Lada Deutschland ist insolvent, AvtoVAZ setzt auf die Vereinigten Arabischen Emirate
Der offizielle Lada-Importeur in Deutschland, die Lada Deutschland GmbH, hat Insolvenz angemeldet. Während sich deutsche Fans an frühere Zeiten erinnern, richtet der russische Autobauer AvtoVAZ den Blick bereits auf einen neuen Zielmarkt: die Vereinigten Arabischen Emirate. Dort soll Lada künftig Fuß fassen, in einem Umfeld, das eher von Sand und Wüste als von europäischen Abgasnormen geprägt ist.
Die Lada Deutschland GmbH ist damit faktisch Geschichte. Noch 2019 konnten Fans hierzulande einen Granta, einen Vesta oder den scheinbar unsterblichen Niva kaufen. Dann holte die Realität die Marke mit der Abgasnorm Euro 6d ein. Saubere Luft blieb für die VAZ-Ingenieure offenbar eher Theorie, die Importe wurden zu einem undurchsichtigen Verfahren, bei dem jedes einzelne Auto eine separate Zertifizierung brauchte.
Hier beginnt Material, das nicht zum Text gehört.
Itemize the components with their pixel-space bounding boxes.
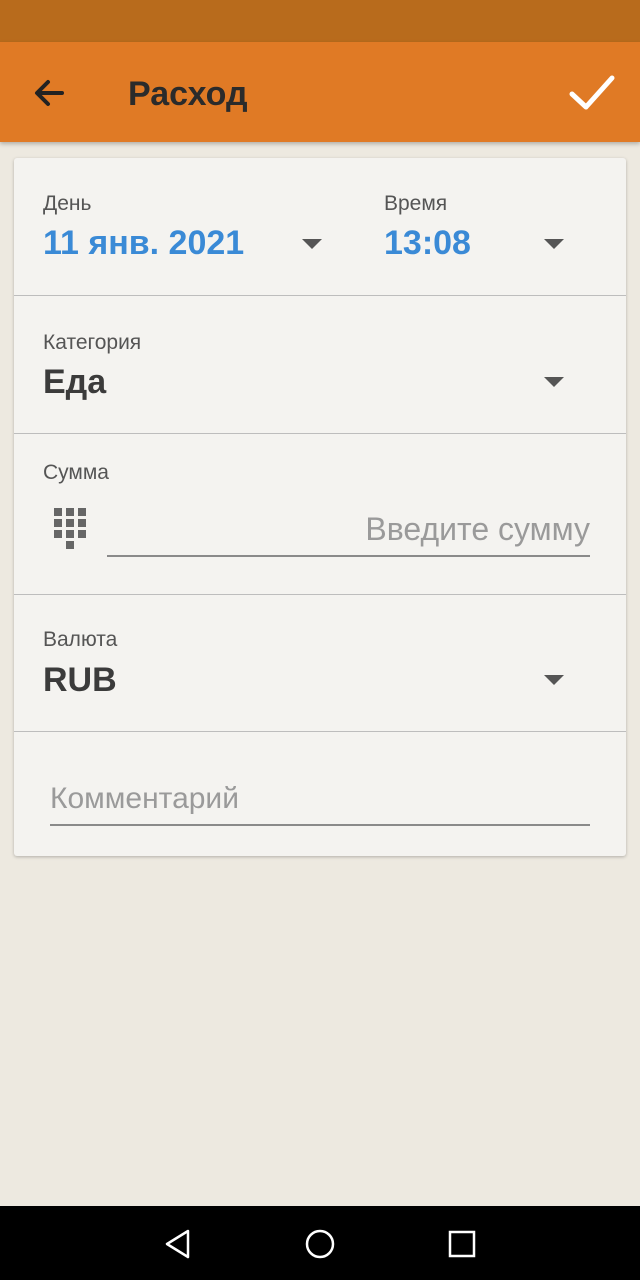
time-picker[interactable]: 13:08 <box>384 224 471 263</box>
day-label: День <box>43 192 92 215</box>
circle-home-icon <box>305 1229 335 1259</box>
divider <box>14 731 626 732</box>
page-title: Расход <box>128 75 248 113</box>
divider <box>14 594 626 595</box>
divider <box>14 295 626 296</box>
divider <box>14 433 626 434</box>
arrow-left-icon <box>35 80 64 106</box>
nav-back-button[interactable] <box>158 1224 198 1264</box>
chevron-down-icon[interactable] <box>544 377 564 387</box>
app-bar: Расход <box>0 42 640 142</box>
amount-input[interactable] <box>107 503 590 557</box>
expense-form-card: День 11 янв. 2021 Время 13:08 Категория … <box>14 158 626 856</box>
back-button[interactable] <box>24 68 74 118</box>
square-recents-icon <box>448 1230 476 1258</box>
keypad-icon[interactable] <box>54 508 88 552</box>
system-nav-bar <box>0 1206 640 1280</box>
check-icon <box>569 75 615 110</box>
category-select[interactable]: Еда <box>43 363 106 402</box>
time-label: Время <box>384 192 448 215</box>
nav-home-button[interactable] <box>300 1224 340 1264</box>
day-picker[interactable]: 11 янв. 2021 <box>43 224 244 263</box>
save-button[interactable] <box>562 64 622 120</box>
currency-label: Валюта <box>43 628 118 651</box>
currency-select[interactable]: RUB <box>43 661 117 700</box>
chevron-down-icon[interactable] <box>544 239 564 249</box>
triangle-back-icon <box>165 1229 190 1259</box>
category-label: Категория <box>43 331 142 354</box>
amount-label: Сумма <box>43 461 109 484</box>
chevron-down-icon[interactable] <box>544 675 564 685</box>
nav-recents-button[interactable] <box>442 1224 482 1264</box>
chevron-down-icon[interactable] <box>302 239 322 249</box>
comment-input[interactable] <box>50 774 590 826</box>
status-bar <box>0 0 640 42</box>
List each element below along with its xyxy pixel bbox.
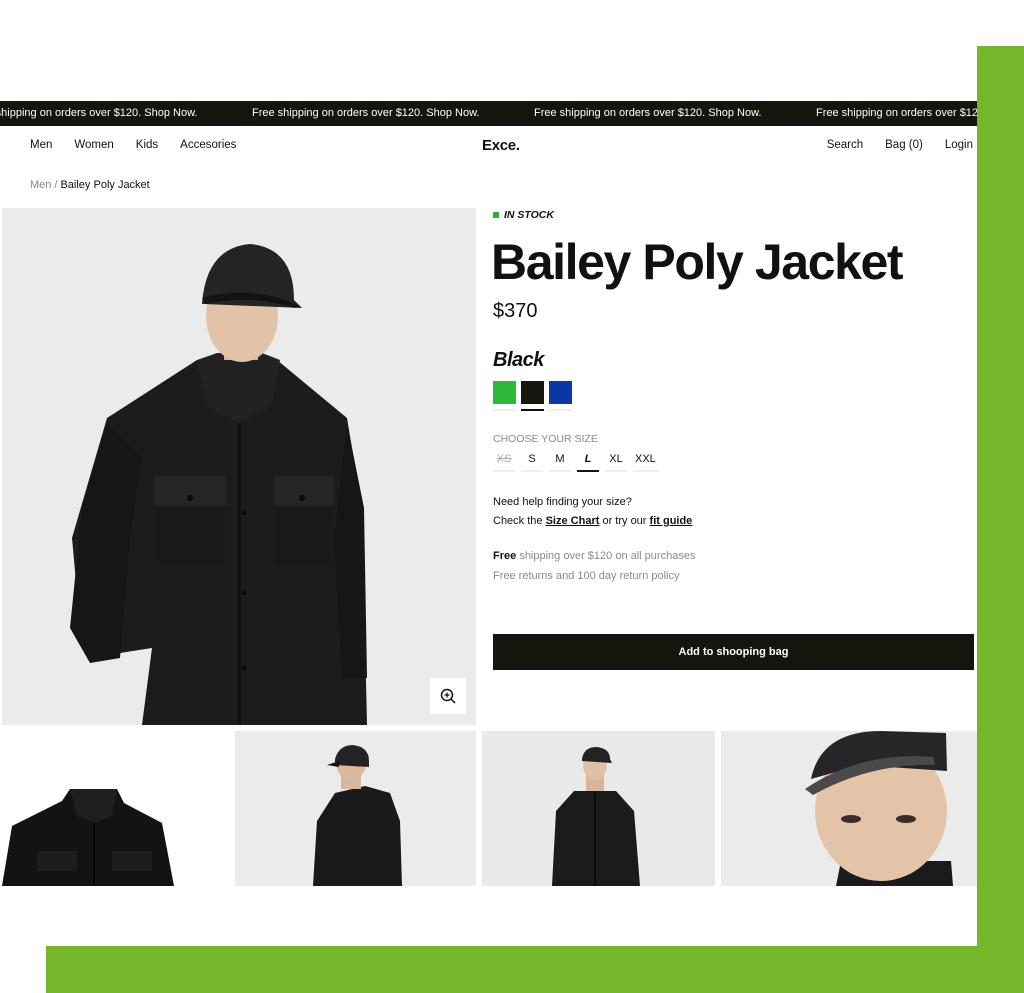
breadcrumb-parent[interactable]: Men [30, 179, 51, 191]
model-photo-front [70, 244, 367, 725]
help-middle-text: or try our [602, 515, 647, 527]
size-xl[interactable]: XL [605, 451, 627, 472]
swatch-underline [493, 409, 516, 411]
nav-item-kids[interactable]: Kids [136, 139, 158, 151]
size-s[interactable]: S [521, 451, 543, 472]
model-full-front-photo [552, 747, 640, 886]
nav-item-accessories[interactable]: Accesories [180, 139, 236, 151]
breadcrumb: Men / Bailey Poly Jacket [30, 179, 150, 191]
thumbnail-1[interactable] [2, 731, 229, 886]
announcement-message[interactable]: Free shipping on orders over $120. Shop … [0, 101, 240, 126]
size-m[interactable]: M [549, 451, 571, 472]
product-page: Free shipping on orders over $120. Shop … [0, 0, 977, 946]
size-l[interactable]: L [577, 451, 599, 472]
size-xs[interactable]: XS [493, 451, 515, 472]
announcement-message[interactable]: Free shipping on orders over $120. Shop … [240, 101, 522, 126]
fit-guide-link[interactable]: fit guide [650, 515, 693, 527]
thumbnail-2[interactable] [235, 731, 476, 886]
shipping-line: Free shipping over $120 on all purchases [493, 547, 695, 567]
announcement-bar[interactable]: Free shipping on orders over $120. Shop … [0, 101, 977, 126]
product-price: $370 [493, 300, 538, 322]
stock-label: IN STOCK [504, 209, 554, 221]
decorative-green-frame-right [977, 46, 1024, 993]
announcement-message[interactable]: Free shipping on orders over $120. Shop … [522, 101, 804, 126]
size-chart-link[interactable]: Size Chart [546, 515, 600, 527]
breadcrumb-current: Bailey Poly Jacket [60, 179, 150, 191]
swatch-underline [521, 409, 544, 411]
product-main-image[interactable] [2, 208, 476, 725]
zoom-in-icon [440, 688, 456, 704]
thumbnail-4[interactable] [721, 731, 977, 886]
nav-item-women[interactable]: Women [74, 139, 113, 151]
help-prefix-text: Check the [493, 515, 543, 527]
shipping-info: Free shipping over $120 on all purchases… [493, 547, 695, 586]
model-back-photo [313, 745, 402, 886]
size-label: CHOOSE YOUR SIZE [493, 433, 598, 445]
shipping-text: shipping over $120 on all purchases [519, 550, 696, 562]
stock-status: IN STOCK [493, 209, 554, 221]
breadcrumb-separator: / [54, 179, 58, 191]
product-title: Bailey Poly Jacket [491, 234, 904, 290]
swatch-blue[interactable] [549, 381, 572, 411]
jacket-flatlay-photo [2, 789, 174, 886]
swatch-color [521, 381, 544, 404]
stock-indicator-icon [493, 212, 499, 218]
thumbnail-3[interactable] [482, 731, 715, 886]
swatch-color [493, 381, 516, 404]
swatch-underline [549, 409, 572, 411]
swatch-black[interactable] [521, 381, 544, 411]
zoom-button[interactable] [430, 678, 466, 714]
shipping-free-label: Free [493, 550, 517, 562]
selected-color-name: Black [493, 349, 544, 371]
size-help-line: Check the Size Chart or try our fit guid… [493, 512, 692, 531]
site-logo[interactable]: Exce. [482, 137, 520, 154]
size-selector: XS S M L XL XXL [493, 451, 658, 472]
model-closeup-photo [805, 731, 953, 886]
color-swatches [493, 381, 572, 411]
size-help: Need help finding your size? Check the S… [493, 493, 692, 531]
login-link[interactable]: Login [945, 139, 973, 151]
add-to-bag-button[interactable]: Add to shooping bag [493, 634, 974, 670]
utility-nav: Search Bag (0) Login [827, 139, 973, 151]
swatch-green[interactable] [493, 381, 516, 411]
search-link[interactable]: Search [827, 139, 863, 151]
announcement-message[interactable]: Free shipping on orders over $120. Shop … [804, 101, 977, 126]
returns-text: Free returns and 100 day return policy [493, 569, 680, 582]
size-xxl[interactable]: XXL [633, 451, 658, 472]
main-nav: Men Women Kids Accesories [30, 139, 236, 151]
bag-link[interactable]: Bag (0) [885, 139, 923, 151]
nav-item-men[interactable]: Men [30, 139, 52, 151]
swatch-color [549, 381, 572, 404]
size-help-question: Need help finding your size? [493, 496, 632, 508]
decorative-green-frame-bottom [46, 946, 1024, 993]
1991 verkaufte Lada in Deutschland 50.000 Autos pro Jahr. 2024 war diese Zahl auf nur noch 33 geschrumpft. Zehn Beschäftigte machten die Türen zu, löschten das Licht und ließen auf deutschen Straßen vor allem die Erinnerung an billiges Blech und einfachere Zeiten zurück.
Abschied, Berlin. Hallo, Dubai-Luxus
AvtoVAZ will sich dennoch nicht in die Ecke stellen. Wenn der europäische Markt durch Abgasvorschriften und Sanktionen verdorben ist, dann sollen offenbar die Vereinigten Arabischen Emirate der Ort sein, an dem Ladas Potenzial endlich aufblühen kann.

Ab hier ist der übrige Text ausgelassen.